# Examples
Runnable, self-contained examples for `nhs-number-cli`. Each example
directory contains:
* `README.md` — what the example shows and how to run it.
* `input.txt` — the input piped into the tool.
* `expected-stdout.txt` — the standard-output bytes expected.
* `expected-stderr.txt` — the standard-error bytes expected.
* `run.sh` — a shell script that runs the example and diffs against the
expected files. Exit code 0 means the observed output matched.
## Index
1. [01-basic](./01-basic/) — validate one valid and one invalid number.
2. [02-valid-only](./02-valid-only/) — a file of numbers that all pass.
3. [03-mixed-formats](./03-mixed-formats/) — spaced, unspaced, and mixed
whitespace.
4. [04-blank-lines](./04-blank-lines/) — blank lines are skipped.
5. [05-separate-streams](./05-separate-streams/) — redirect valid and
invalid to separate files.
6. [06-csv-column](./06-csv-column/) — extract an NHS Number column from
a CSV and validate it.
7. [07-fail-on-invalid](./07-fail-on-invalid/) — wrapper script that
exits non-zero when any line is invalid.
8. [08-crlf-windows](./08-crlf-windows/) — handle CRLF line endings from
Windows-authored input files.
9. [09-counts-summary](./09-counts-summary/) — print a count of valid and
invalid inputs.
10. [10-parse-errors](./10-parse-errors/) — examples of lines that fail
to parse (versus fail validation).
11. [11-flag-demo](./11-flag-demo/) — exercises every public CLI flag
(`--version`, `--help`, `--line-validation`, `--test`, `--verbose`)

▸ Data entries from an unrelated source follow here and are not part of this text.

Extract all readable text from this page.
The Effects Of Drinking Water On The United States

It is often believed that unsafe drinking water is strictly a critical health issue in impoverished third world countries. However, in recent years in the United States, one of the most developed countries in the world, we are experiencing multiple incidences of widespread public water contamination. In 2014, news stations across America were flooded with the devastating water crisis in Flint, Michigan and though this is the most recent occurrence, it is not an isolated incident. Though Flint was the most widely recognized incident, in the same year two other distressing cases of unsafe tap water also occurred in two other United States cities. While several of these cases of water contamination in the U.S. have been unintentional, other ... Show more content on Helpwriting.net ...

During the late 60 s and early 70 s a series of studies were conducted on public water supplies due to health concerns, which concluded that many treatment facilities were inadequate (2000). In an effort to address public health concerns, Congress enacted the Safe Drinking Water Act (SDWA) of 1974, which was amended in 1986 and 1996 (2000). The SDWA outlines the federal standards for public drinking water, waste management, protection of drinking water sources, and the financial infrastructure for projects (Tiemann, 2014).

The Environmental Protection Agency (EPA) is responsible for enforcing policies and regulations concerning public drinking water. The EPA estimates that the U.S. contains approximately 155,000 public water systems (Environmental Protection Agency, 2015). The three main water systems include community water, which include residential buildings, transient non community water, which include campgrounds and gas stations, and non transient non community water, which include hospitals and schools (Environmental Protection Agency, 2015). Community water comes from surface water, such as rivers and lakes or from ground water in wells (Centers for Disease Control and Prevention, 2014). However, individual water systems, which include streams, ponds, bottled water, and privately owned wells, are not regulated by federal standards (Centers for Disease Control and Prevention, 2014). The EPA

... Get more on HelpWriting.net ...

and the `RUST_LOG` environment variable.
12. [12-format-output](./12-format-output/) — `--format json` and
`--format tsv` for machine-readable diagnostics; `text` (the
default) preserves the FR-10 stable contract byte-for-byte.
## Running an example
From the repository root, first build the binary:
```sh
cargo build
```
Then run an example. Each example's `run.sh` assumes the debug binary is
at `../../target/debug/nhs-number-cli` relative to the example
directory.
```sh
cd examples/01-basic
./run.sh
```
If the output matches the expected files, `run.sh` prints `OK` and
exits 0.
## Running all examples
Use the orchestrator at `examples/run-all.sh`:
```sh
./examples/run-all.sh
```
It exits non-zero if any example fails. Under the hood it runs each
`run.sh` in turn and collects the results.
## About the test numbers
All examples use NHS Numbers from the `999 000 0000` to `999 999 9999`
synthetic test range. These are reserved for testing by the NHS and are
never issued to a real patient.
Valid test numbers used in these examples (all have correct Modulus 11
check digits):
```
999 000 0018
999 000 0026
999 000 0034
999 000 0042
999 000 0069
999 555 0016
999 555 0024
999 888 1005
999 888 1013
999 999 9999
```
Intentionally invalid numbers used for error cases:
```
999 000 0000 # Modulus 11 result is 10 → no valid check digit for this prefix
999 123 4560 # Modulus 11 result is 10 → no valid check digit for this prefix
999 123 4561 # correct shape, wrong check digit
999 000 0001 # correct shape, wrong check digit
not-an-nhs-no # unparseable
1234 # too short
```
**Note.** `999 000 0000` and `999 123 4560` were previously listed as
"valid" in this file and in some other docs. They are not: the Modulus
11 algorithm yields a result of 10 for both prefixes, which by the NHS
specification means no valid NHS Number exists with those nine leading
digits. The `nhs-number` crate accepted them in 1.0.0 but correctly
rejects them from 1.0.1 onward. Use any other number from the valid
list above.
**Never** put a real NHS Number into a test fixture, bug report, commit
message, or example. Patient identifiers are personal data under the
UK GDPR and NHS information governance policies.